Understanding Supervisor Strategies in Nexus OS
What Is a Supervisor?
In Erlang/OTP, a supervisor is a process whose sole job is to monitor other processes and restart them when they fail. Nexus OS brings this battle-tested pattern to AI agents.
When an agent crashes — whether from an API timeout, a malformed response, or an out-of-budget error — the supervisor detects the failure and applies a restart strategy.
The Three Strategies
One-for-One
If one child agent crashes, only that agent is restarted. Other agents continue running undisturbed.
supervisor:
strategy: one-for-one
max_restarts: 5
window: 300s
Use when: Agents are independent. A researcher crashing shouldn't affect a data-bot.
One-for-All
If any child agent crashes, all children are stopped and restarted together.
supervisor:
strategy: one-for-all
max_restarts: 3
window: 600s
Use when: Agents share state or depend on each other.
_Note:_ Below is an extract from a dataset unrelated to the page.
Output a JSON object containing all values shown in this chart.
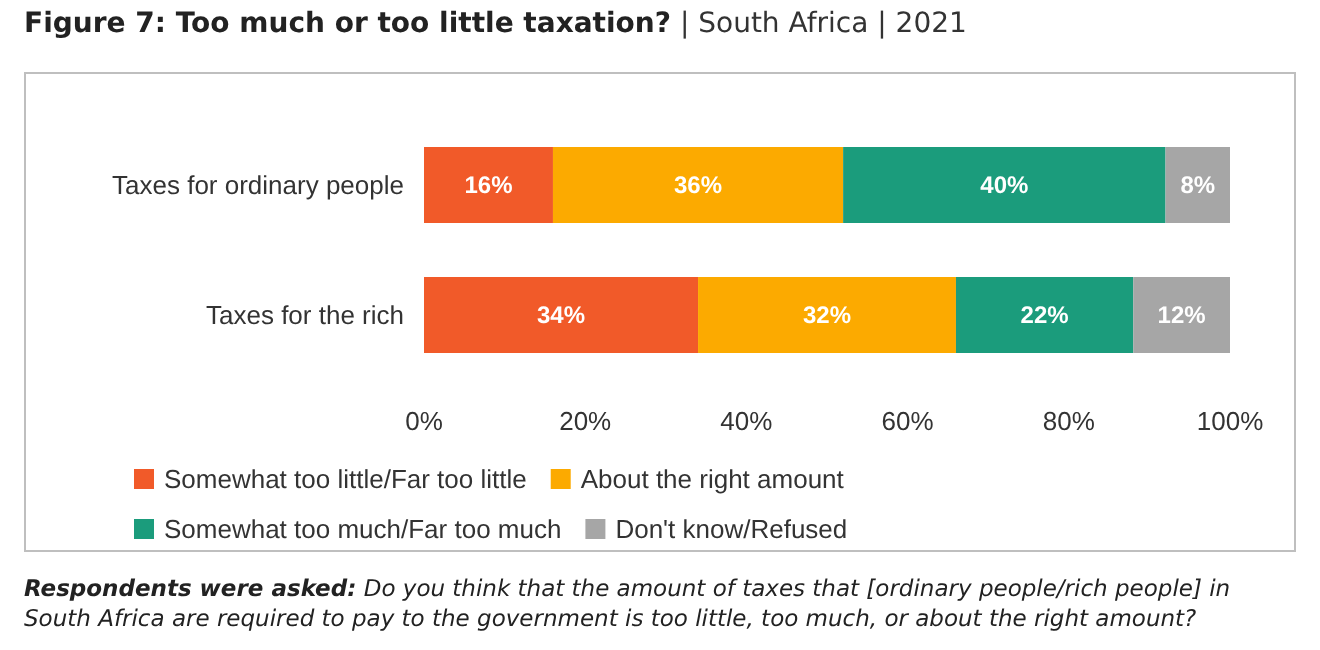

If one fails, the shared state may be corrupted.
Rest-for-One
If a child crashes, that child and all children started after it are restarted. Children started before it continue running.
supervisor:
strategy: rest-for-one
max_restarts: 5
window: 300s
Use when: Agents form a pipeline. If step 2 fails, steps 3 and 4 need to restart, but step 1 is fine.
Restart Windows
The max_restarts and window settings prevent restart loops. If an agent crashes more than max_restarts times within the window period, the supervisor escalates — either shutting down or notifying the operator.
This is critical for production. Without restart limits, a buggy agent could consume your entire LLM budget in minutes.
Practical Example
naos deploy researcher --supervisor one-for-one --max-restarts 5
naos status
The dashboard at localhost:4200/supervisors shows the full supervisor tree with restart counts and child states in real time.